Karaca şöyle devam etti:
TÜRKİYE’NİN KURUMLARI VAZIFE BAŞINDA
“Türkiye Libya’nın yasal seçilmiş idaresi ile harika bir deniz muahedesi yaptı. Bu mutabakatın bir konturunu Yunanistan ile diktatör Sisi’nin başında olduğu Mısır yapmaya çalışıyor. Mısır ile Yunanistan ne oldu da bir ortaya geldi. Lütfen büyük resme büyük fotoğrafa bakalım.
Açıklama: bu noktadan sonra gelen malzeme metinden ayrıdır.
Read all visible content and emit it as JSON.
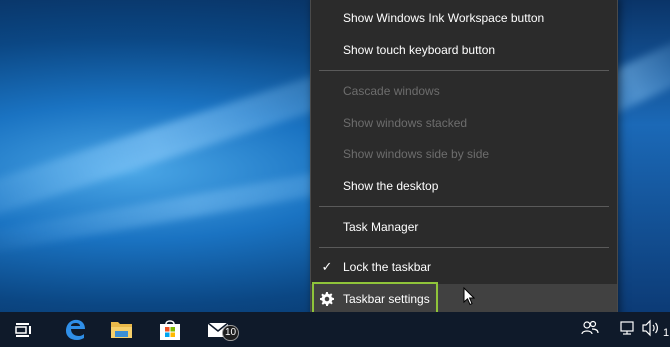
{
  "context_menu": {
    "items": [
      {
        "label": "Show Windows Ink Workspace button",
        "enabled": true
      },
      {
        "label": "Show touch keyboard button",
        "enabled": true
      },
      {
        "label": "Cascade windows",
        "enabled": false
      },
      {
        "label": "Show windows stacked",
        "enabled": false
      },
      {
        "label": "Show windows side by side",
        "enabled": false
      },
      {
        "label": "Show the desktop",
        "enabled": true
      },
      {
        "label": "Task Manager",
        "enabled": true
      },
      {
        "label": "Lock the taskbar",
        "enabled": true,
        "checked": true
      },
      {
        "label": "Taskbar settings",
        "enabled": true,
        "icon": "gear-icon",
        "highlighted": true
      }
    ]
  },
  "taskbar": {
    "icons": [
      "task-view-icon",
      "edge-icon",
      "file-explorer-icon",
      "store-icon",
      "mail-icon"
    ],
    "mail_badge": "10",
    "tray_icons": [
      "people-icon",
      "network-icon",
      "volume-icon"
    ],
    "clock_partial": "1"
  },
  "colors": {
    "menu_bg": "#2b2b2b",
    "menu_text": "#ffffff",
    "menu_disabled_text": "#6d6d6d",
    "highlight_box": "#8fc43a",
    "taskbar_bg": "#0f1a2a"
  }
}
Büyüyen oyun kuran büyük Türkiye’nin doğum sancıları bunlar. Türkiye’nin tüm kurumları misyonlarını başında. BDDK’sı Merkez Bankası, Hazine ve Maliye Bakanlığı hepsi harika bir formda misyonlarının başında.
ÜLKEME GÜVENİYORUM, ÖNDERIME İNANIYORUM
Türkiye’den istikrarlı, potansiyeli yüksek hangi ülke var bu bölgede. Ülkeme güveniyorum, önderime inanıyorum. Hükumetimize, ülkemizin kurumlarının tamamına sonsuz itimat duyuyorum. Biz bugün Türkiye olarak ulusal iktisadımızı kuruyoruz. Bu doğum sancıları olacak. Bunların olması çok doğal.”